From my point of view, I can only think that one of the following things has happened:

  1. Spammers guessed this email address out of the blue, first time, without trying any of the other possible variations of it all of which would still reach me.
  2. One of my computers has been cracked into and the only apparent repercussion is that someone spammed an email address that appears only in an email archive from 2004/2005.
  3. Red Hat knowingly gave/sold my email address to some spammers.
  4. Red Hat or one of its agents have accidentally lost a database containing email addresses.

Possibility #4 seems far and away the most likely.

I contacted Red Hat to ask them if they knew what had happened, but they ignored all of my questions and simply sent me the following statement:

“Hello.

Thank you for contacting Red Hat.

we apologies for the inconvenience caused however we would like to inform you that we have not provided your email address to anyone.

Thank You.

Red Hat Training coordinator.”

That wasn’t really what I was asking. Let’s try again.

“Hi Red Hat Training coordinator,

Thanks for your reply, but I’m afraid I am not very reassured by your response. Do you have any suggestions as to how an email address created in 2004 and used only by yourselves for my RHCE exam managed to be used for unrelated marketing by a third party in 2011, unless Red Hat either provided my email address or leaked my email address?

For clarity we are talking about the email address “xxxxxxxxxxx@strugglers.net” which has never ever received any email except from Red Hat, until yesterday, when it got some unwanted
marketing email from a third party.”

“Hi Andy,

Please be assured that Red Hat does not circulate student’s e-mail address to any third party.

Thanks,
Red Hat Training Coordinator”

I’m not getting anywhere am I? I was only after some reassurance that they would actually look into it.

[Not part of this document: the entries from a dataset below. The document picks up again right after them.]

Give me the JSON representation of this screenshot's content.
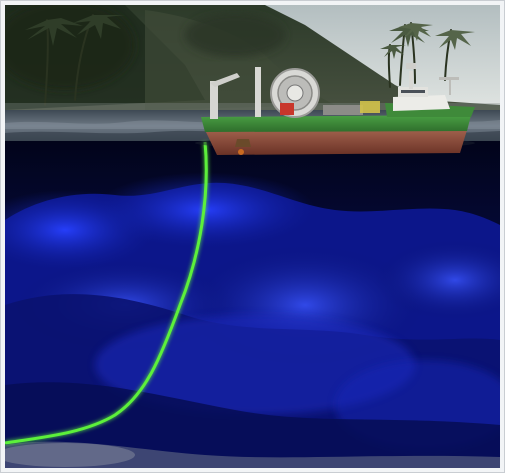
{
  "image": {
    "subject": "cable-laying-ship-underwater-cross-section",
    "colors": {
      "sky_top": "#b9c3c4",
      "sky_bottom": "#dfe4e2",
      "jungle_dark": "#1d2a1c",
      "jungle_mid": "#3d4a35",
      "water_surface": "#5b6672",
      "hull_green": "#3f8a3a",
      "hull_red": "#8a4a3a",
      "superstructure": "#e8e8e4",
      "deep_water": "#050a3a",
      "seabed_blue": "#1a2bd0",
      "cable_green": "#5cf03a"
    }
  }
}
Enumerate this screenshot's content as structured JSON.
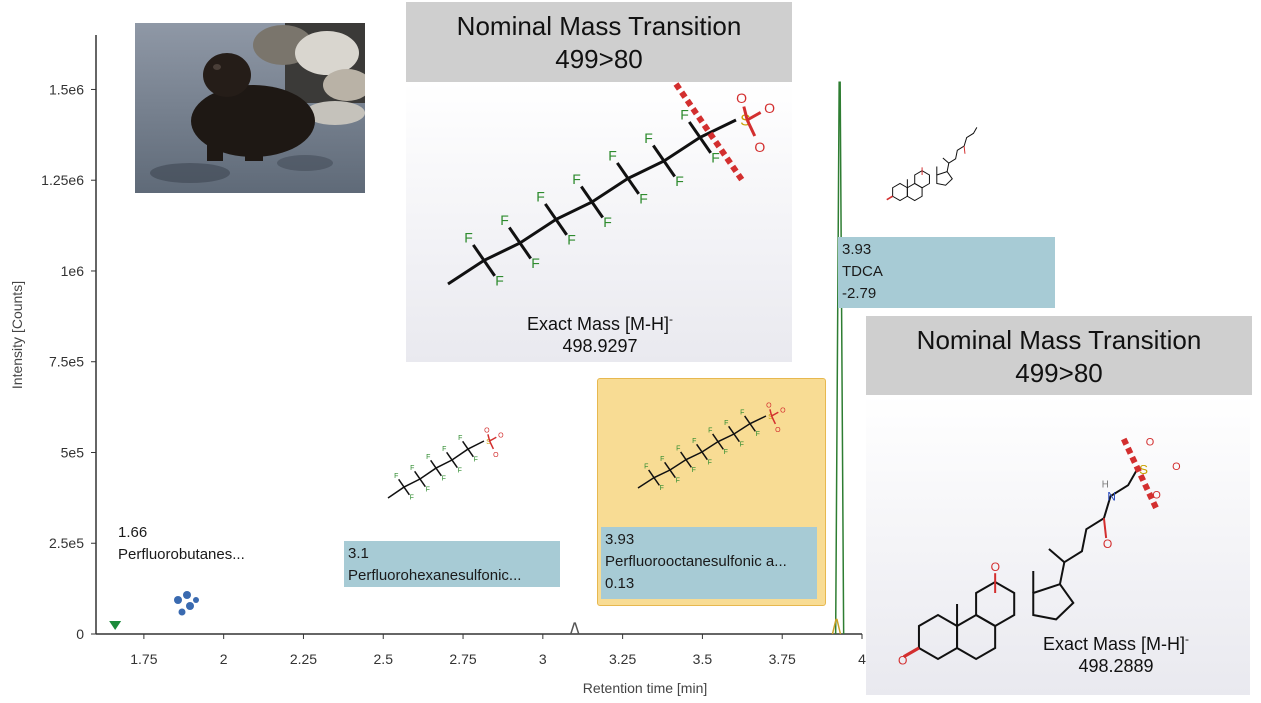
{
  "chart_data": {
    "type": "line",
    "xlabel": "Retention time [min]",
    "ylabel": "Intensity [Counts]",
    "xlim": [
      1.6,
      4.0
    ],
    "ylim": [
      0,
      1650000
    ],
    "x_ticks": [
      "1.75",
      "2",
      "2.25",
      "2.5",
      "2.75",
      "3",
      "3.25",
      "3.5",
      "3.75",
      "4"
    ],
    "y_ticks": [
      "0",
      "2.5e5",
      "5e5",
      "7.5e5",
      "1e6",
      "1.25e6",
      "1.5e6"
    ],
    "x_tick_values": [
      1.75,
      2.0,
      2.25,
      2.5,
      2.75,
      3.0,
      3.25,
      3.5,
      3.75,
      4.0
    ],
    "y_tick_values": [
      0,
      250000,
      500000,
      750000,
      1000000,
      1250000,
      1500000
    ],
    "peaks": [
      {
        "rt": 3.93,
        "intensity": 1520000,
        "color": "#2e7d32"
      },
      {
        "rt": 3.92,
        "intensity": 40000,
        "color": "#c9a227"
      },
      {
        "rt": 3.1,
        "intensity": 30000,
        "color": "#555555"
      }
    ],
    "marker": {
      "rt": 1.66,
      "color": "#1a8a3a"
    }
  },
  "annotations": {
    "pfbs": {
      "rt": "1.66",
      "name": "Perfluorobutanes..."
    },
    "pfhxs": {
      "rt": "3.1",
      "name": "Perfluorohexanesulfonic..."
    },
    "pfos": {
      "rt": "3.93",
      "name": "Perfluorooctanesulfonic a...",
      "score": "0.13"
    },
    "tdca": {
      "rt": "3.93",
      "name": "TDCA",
      "score": "-2.79"
    }
  },
  "box_left": {
    "title_line1": "Nominal Mass Transition",
    "title_line2": "499>80",
    "mass_label": "Exact Mass [M-H]",
    "mass_sup": "-",
    "mass_value": "498.9297",
    "atom_f": "F",
    "atom_s": "S",
    "atom_o": "O"
  },
  "box_right": {
    "title_line1": "Nominal Mass Transition",
    "title_line2": "499>80",
    "mass_label": "Exact Mass [M-H]",
    "mass_sup": "-",
    "mass_value": "498.2889",
    "atom_o": "O",
    "atom_n": "N",
    "atom_h": "H",
    "atom_s": "S"
  },
  "colors": {
    "teal_label": "#a7cbd5",
    "highlight": "#f8dc94",
    "cleavage": "#d32f2f",
    "fluorine": "#2e8b2e",
    "oxygen": "#d32f2f",
    "sulfur": "#c8a200",
    "nitrogen": "#3050c0"
  }
}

Maybe they are looking into it, and for some reason decided that the best way to assure me of this was to show complete disinterest.

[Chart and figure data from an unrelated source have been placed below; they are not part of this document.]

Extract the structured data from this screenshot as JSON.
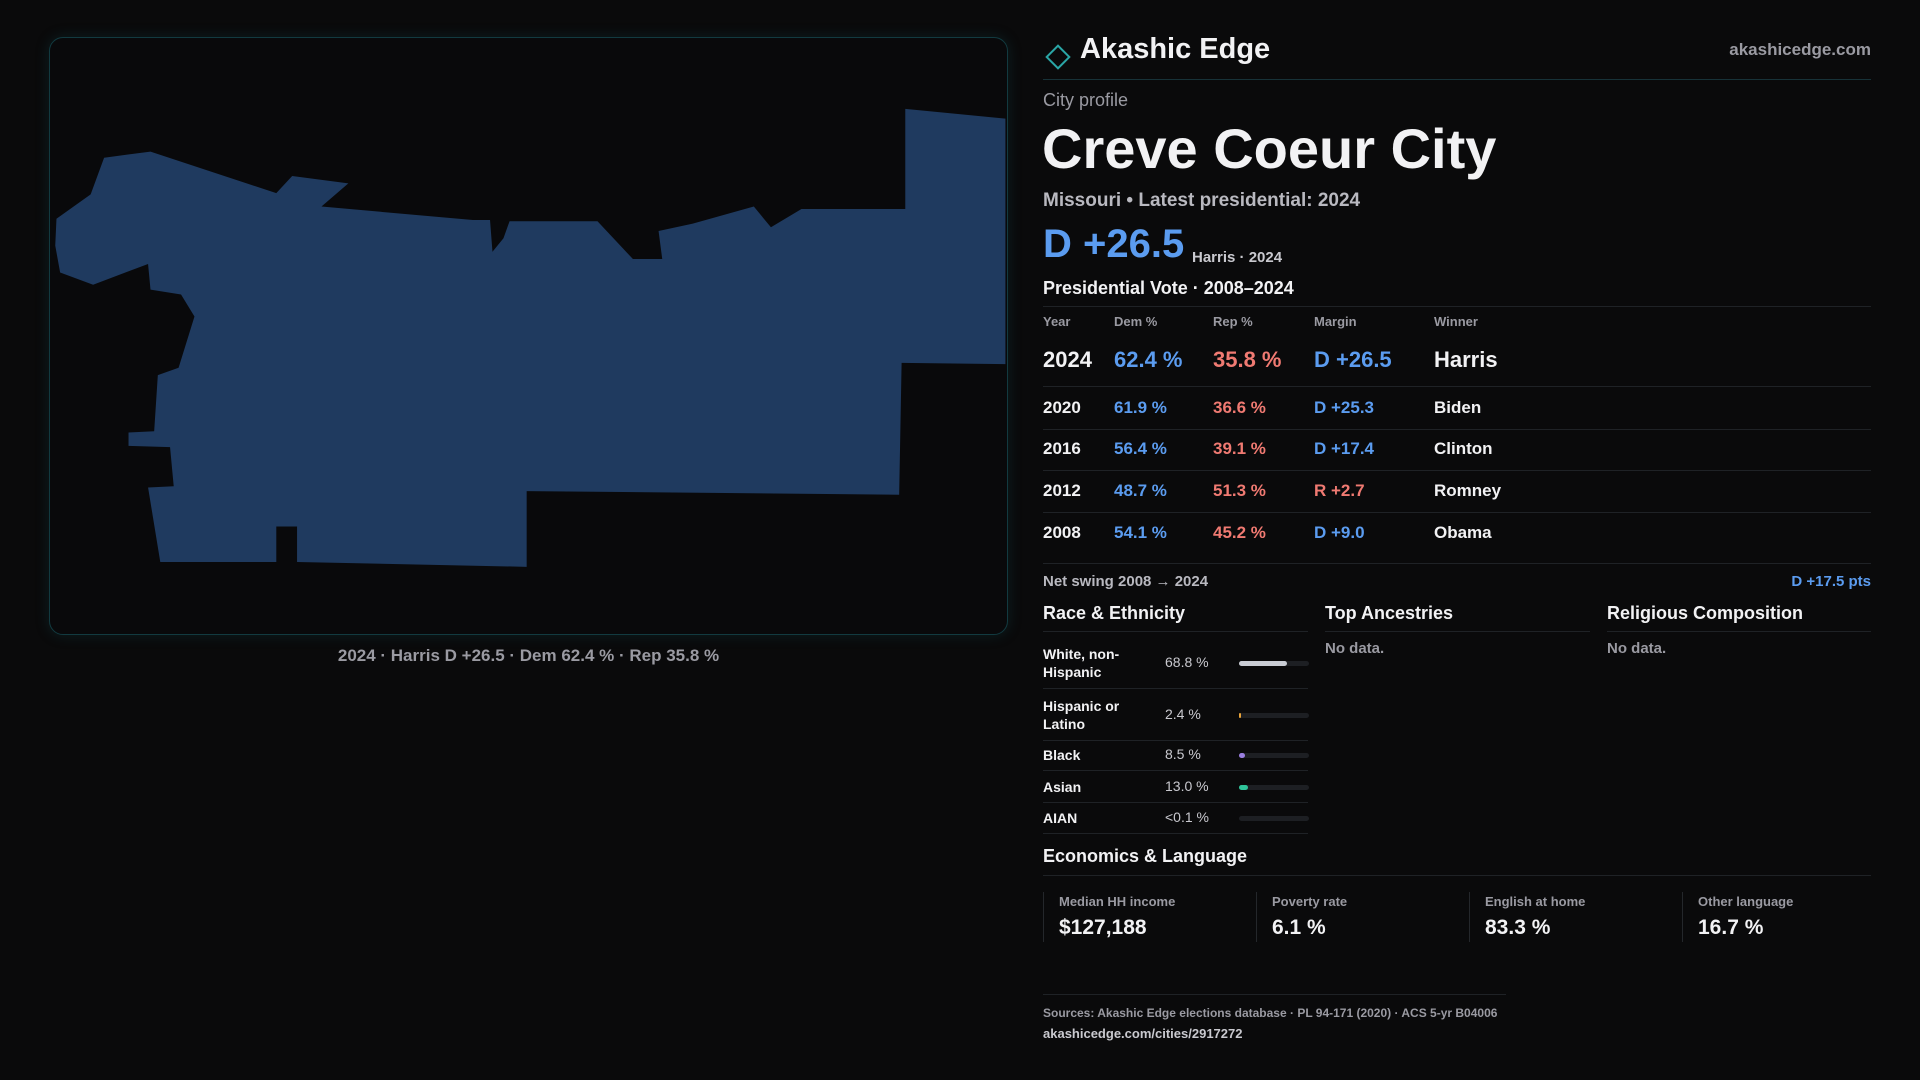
{
  "header": {
    "brand": "Akashic Edge",
    "domain": "akashicedge.com"
  },
  "map": {
    "caption": "2024 · Harris D +26.5 · Dem 62.4 % · Rep 35.8 %"
  },
  "profile": {
    "kicker": "City profile",
    "title": "Creve Coeur City",
    "subtitle": "Missouri • Latest presidential: 2024",
    "margin": "D +26.5",
    "margin_note": "Harris · 2024"
  },
  "vote_table": {
    "title": "Presidential Vote · 2008–2024",
    "columns": [
      "Year",
      "Dem %",
      "Rep %",
      "Margin",
      "Winner"
    ],
    "rows": [
      [
        "2024",
        "62.4 %",
        "35.8 %",
        "D +26.5",
        "Harris"
      ],
      [
        "2020",
        "61.9 %",
        "36.6 %",
        "D +25.3",
        "Biden"
      ],
      [
        "2016",
        "56.4 %",
        "39.1 %",
        "D +17.4",
        "Clinton"
      ],
      [
        "2012",
        "48.7 %",
        "51.3 %",
        "R +2.7",
        "Romney"
      ],
      [
        "2008",
        "54.1 %",
        "45.2 %",
        "D +9.0",
        "Obama"
      ]
    ]
  },
  "net_swing": {
    "label": "Net swing 2008 → 2024",
    "value": "D +17.5 pts"
  },
  "race": {
    "title": "Race & Ethnicity",
    "rows": [
      {
        "name": "White, non-Hispanic",
        "share": {
          "value": 68.8,
          "label": "68.8 %"
        },
        "color": "#c9ccd4"
      },
      {
        "name": "Hispanic or Latino",
        "share": {
          "value": 2.4,
          "label": "2.4 %"
        },
        "color": "#e8a33a"
      },
      {
        "name": "Black",
        "share": {
          "value": 8.5,
          "label": "8.5 %"
        },
        "color": "#9a7fe0"
      },
      {
        "name": "Asian",
        "share": {
          "value": 13.0,
          "label": "13.0 %"
        },
        "color": "#2fc49a"
      },
      {
        "name": "AIAN",
        "share": {
          "label": "<0.1 %"
        }
      }
    ]
  },
  "ancestries": {
    "title": "Top Ancestries",
    "empty": "No data."
  },
  "religion": {
    "title": "Religious Composition",
    "empty": "No data."
  },
  "economics": {
    "title": "Economics & Language",
    "stats": [
      {
        "label": "Median HH income",
        "value": "$127,188"
      },
      {
        "label": "Poverty rate",
        "value": "6.1 %"
      },
      {
        "label": "English at home",
        "value": "83.3 %"
      },
      {
        "label": "Other language",
        "value": "16.7 %"
      }
    ]
  },
  "footer": {
    "sources": "Sources: Akashic Edge elections database · PL 94-171 (2020) · ACS 5-yr B04006",
    "url": "akashicedge.com/cities/2917272"
  }
}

Oh well, I can send that email address to the bitbucket, but I can’t help thinking it’s not just my email address that has been leaked.

Anyone else received similar email? If so, was it to an address you gave to Red Hat?

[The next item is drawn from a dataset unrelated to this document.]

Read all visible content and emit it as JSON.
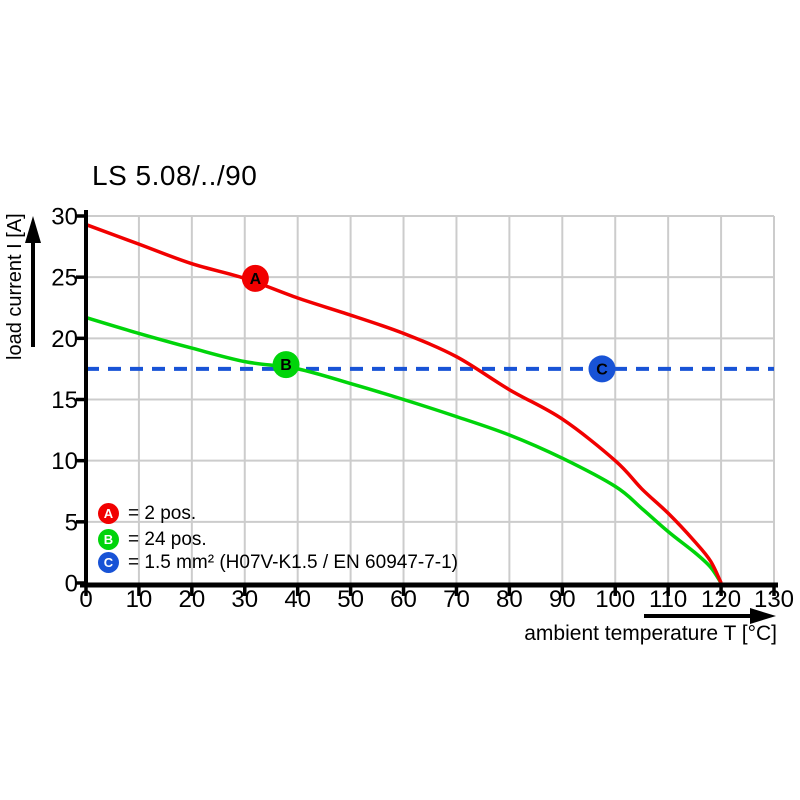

Update 2011-11-10: Someone suggested I politely ask the marketer where they obtained my email address. It’s worth a try.

“Hi Integration Developer News,

May I ask where you obtained my email address
“xxxxxxxxxxx@strugglers.net”? I’m concerned that it may have been
given to you without my authority.

Thanks,
Andy”

Also I have now been contacted by someone from Red Hat’s Information Security team, who is looking into it. Thanks!